The analysis of the Solicitor General was focused on corporate and tax issues, to finally conclude that the Argentine branch of the foreign corporation was not liable for the payment of the tax. The conclusion was based on the following arguments:

(a)   the foreign corporation, El Al Líneas Aéreas de Israel Ltda., was not and could not have been an equity holder of its Argentine branch, because branches do not have independent legal status (“personería jurídica”); they depend on their head-quarters and their net worth (“patrimonio”) belongs to the latter; and

(b)   consequently there were no shares of stock that could be subject to the tax; therefore, the irrefutable presumption contained in the law, pursuant to which the shares of stock or equity participation in a local corporation indirectly belong to an Argentine individual or estate, was not applicable.
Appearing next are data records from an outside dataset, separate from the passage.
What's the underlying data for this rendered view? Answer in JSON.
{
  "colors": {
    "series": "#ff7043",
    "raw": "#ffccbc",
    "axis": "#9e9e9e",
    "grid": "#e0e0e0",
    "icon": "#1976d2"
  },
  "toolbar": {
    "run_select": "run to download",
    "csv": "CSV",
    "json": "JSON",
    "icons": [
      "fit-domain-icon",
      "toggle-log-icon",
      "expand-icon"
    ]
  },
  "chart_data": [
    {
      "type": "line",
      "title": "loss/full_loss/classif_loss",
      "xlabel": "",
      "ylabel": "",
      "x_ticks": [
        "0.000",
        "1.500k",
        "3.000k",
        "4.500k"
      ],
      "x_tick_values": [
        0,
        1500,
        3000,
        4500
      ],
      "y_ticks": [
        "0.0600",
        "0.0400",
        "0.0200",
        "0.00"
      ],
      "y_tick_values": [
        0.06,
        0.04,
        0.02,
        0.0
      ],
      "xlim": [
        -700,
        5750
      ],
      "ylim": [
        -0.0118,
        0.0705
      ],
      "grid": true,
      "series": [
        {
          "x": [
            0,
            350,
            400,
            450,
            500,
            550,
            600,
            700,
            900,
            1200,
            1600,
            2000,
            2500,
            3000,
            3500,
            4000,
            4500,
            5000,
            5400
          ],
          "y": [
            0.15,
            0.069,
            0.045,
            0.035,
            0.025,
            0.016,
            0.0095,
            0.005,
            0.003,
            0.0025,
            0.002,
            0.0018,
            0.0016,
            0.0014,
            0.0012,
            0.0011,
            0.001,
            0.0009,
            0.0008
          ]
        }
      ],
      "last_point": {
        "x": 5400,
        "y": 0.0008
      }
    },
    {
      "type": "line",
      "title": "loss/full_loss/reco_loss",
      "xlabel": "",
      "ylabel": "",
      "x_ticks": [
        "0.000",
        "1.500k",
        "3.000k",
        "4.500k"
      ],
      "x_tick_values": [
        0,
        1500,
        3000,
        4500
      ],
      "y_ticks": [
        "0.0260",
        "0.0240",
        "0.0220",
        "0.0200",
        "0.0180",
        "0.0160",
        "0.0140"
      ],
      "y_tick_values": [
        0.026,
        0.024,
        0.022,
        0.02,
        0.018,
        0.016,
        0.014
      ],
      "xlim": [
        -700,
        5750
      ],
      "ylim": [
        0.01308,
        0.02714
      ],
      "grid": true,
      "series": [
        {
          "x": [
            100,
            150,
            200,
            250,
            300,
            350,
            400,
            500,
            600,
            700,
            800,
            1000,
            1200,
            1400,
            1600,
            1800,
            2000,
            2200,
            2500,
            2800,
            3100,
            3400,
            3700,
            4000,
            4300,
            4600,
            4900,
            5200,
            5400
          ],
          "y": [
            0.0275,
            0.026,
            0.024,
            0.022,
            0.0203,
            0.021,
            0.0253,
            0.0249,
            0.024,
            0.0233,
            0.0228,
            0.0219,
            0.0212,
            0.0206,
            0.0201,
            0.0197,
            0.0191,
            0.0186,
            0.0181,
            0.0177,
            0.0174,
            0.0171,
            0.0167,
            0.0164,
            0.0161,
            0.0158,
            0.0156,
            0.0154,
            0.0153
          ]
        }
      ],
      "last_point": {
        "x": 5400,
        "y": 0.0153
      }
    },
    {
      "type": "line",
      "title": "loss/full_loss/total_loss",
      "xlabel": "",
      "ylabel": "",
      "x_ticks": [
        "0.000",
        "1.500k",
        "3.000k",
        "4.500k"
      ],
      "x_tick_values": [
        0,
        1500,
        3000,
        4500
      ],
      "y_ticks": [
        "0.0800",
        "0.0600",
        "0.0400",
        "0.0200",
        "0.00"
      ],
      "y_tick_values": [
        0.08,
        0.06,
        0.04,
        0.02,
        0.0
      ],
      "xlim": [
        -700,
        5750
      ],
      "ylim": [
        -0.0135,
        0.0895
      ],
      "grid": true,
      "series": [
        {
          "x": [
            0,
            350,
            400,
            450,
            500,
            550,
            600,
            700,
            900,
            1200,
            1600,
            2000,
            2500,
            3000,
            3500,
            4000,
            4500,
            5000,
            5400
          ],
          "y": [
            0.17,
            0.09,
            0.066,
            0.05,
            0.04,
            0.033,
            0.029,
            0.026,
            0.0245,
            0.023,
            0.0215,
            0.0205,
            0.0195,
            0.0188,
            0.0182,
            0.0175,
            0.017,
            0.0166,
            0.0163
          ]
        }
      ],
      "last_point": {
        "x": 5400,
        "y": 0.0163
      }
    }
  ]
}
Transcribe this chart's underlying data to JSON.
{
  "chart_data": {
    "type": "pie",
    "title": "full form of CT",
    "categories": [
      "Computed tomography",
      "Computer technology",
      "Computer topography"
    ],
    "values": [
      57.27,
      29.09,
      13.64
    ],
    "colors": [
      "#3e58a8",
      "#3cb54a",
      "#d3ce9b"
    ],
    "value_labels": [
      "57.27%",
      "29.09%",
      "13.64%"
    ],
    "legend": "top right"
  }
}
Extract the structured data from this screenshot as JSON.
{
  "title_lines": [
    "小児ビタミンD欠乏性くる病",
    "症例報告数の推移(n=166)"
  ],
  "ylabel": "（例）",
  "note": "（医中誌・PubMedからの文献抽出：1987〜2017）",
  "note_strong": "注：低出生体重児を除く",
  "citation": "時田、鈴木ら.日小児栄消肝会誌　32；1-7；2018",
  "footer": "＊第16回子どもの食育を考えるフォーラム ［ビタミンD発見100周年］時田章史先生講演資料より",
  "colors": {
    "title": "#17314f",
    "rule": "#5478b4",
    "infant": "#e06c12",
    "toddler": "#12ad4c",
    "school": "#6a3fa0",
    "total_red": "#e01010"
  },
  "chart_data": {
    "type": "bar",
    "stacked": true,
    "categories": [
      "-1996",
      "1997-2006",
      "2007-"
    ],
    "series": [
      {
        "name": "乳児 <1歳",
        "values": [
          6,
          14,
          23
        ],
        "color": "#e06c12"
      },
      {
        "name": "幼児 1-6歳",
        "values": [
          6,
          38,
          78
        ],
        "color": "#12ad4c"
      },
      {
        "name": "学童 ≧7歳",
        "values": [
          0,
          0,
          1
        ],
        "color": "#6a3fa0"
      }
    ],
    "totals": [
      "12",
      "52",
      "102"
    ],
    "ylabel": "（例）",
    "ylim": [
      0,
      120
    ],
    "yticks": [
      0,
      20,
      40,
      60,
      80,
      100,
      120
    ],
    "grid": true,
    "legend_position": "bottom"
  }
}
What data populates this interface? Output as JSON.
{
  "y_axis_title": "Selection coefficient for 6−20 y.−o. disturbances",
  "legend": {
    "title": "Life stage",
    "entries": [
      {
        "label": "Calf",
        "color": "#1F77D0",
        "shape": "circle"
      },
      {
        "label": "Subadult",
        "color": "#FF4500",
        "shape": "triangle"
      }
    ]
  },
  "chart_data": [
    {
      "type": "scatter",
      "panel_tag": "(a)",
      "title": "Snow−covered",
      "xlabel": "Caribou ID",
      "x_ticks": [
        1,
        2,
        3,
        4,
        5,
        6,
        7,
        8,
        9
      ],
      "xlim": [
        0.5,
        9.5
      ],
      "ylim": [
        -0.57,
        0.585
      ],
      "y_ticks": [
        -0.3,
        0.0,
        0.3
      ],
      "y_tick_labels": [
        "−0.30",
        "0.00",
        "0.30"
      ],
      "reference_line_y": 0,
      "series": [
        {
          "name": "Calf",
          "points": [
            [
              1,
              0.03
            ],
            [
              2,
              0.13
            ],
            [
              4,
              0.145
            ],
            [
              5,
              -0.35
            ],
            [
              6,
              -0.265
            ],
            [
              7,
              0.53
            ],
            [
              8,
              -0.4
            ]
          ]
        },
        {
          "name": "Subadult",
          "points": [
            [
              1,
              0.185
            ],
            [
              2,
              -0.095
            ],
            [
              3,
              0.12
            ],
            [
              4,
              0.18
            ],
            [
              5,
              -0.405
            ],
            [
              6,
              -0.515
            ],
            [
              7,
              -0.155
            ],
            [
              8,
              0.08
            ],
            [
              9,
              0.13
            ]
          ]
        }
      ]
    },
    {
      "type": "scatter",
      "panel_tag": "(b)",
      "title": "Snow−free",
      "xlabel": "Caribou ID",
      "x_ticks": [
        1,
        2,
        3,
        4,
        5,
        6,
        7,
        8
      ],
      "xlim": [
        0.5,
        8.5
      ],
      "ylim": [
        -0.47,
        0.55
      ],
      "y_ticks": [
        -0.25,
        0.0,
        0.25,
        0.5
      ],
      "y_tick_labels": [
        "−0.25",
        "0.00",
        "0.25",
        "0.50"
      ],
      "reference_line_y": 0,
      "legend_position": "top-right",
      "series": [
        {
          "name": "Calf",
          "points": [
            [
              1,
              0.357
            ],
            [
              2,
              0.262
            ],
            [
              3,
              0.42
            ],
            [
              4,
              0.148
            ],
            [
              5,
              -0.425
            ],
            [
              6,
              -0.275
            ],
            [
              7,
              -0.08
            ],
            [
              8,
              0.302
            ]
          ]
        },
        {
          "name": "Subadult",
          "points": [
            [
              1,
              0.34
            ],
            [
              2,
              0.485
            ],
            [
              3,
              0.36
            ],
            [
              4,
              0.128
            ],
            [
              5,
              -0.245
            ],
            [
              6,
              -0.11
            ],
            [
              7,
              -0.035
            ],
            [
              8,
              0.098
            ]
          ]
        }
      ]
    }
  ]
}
To summarize, in Opinion No 507/2005 the General Solicitor concluded that the Argentine branch of a foreign corporation was neither liable for the payment of the Personal Assets Tax, nor liable on behalf of its head-quarters and that therefore it was not obliged to pay the tax. Because of the significance of the opinions issued by the General Solicitor, this is an extremely important precedent for Argentine branches of foreign corporations.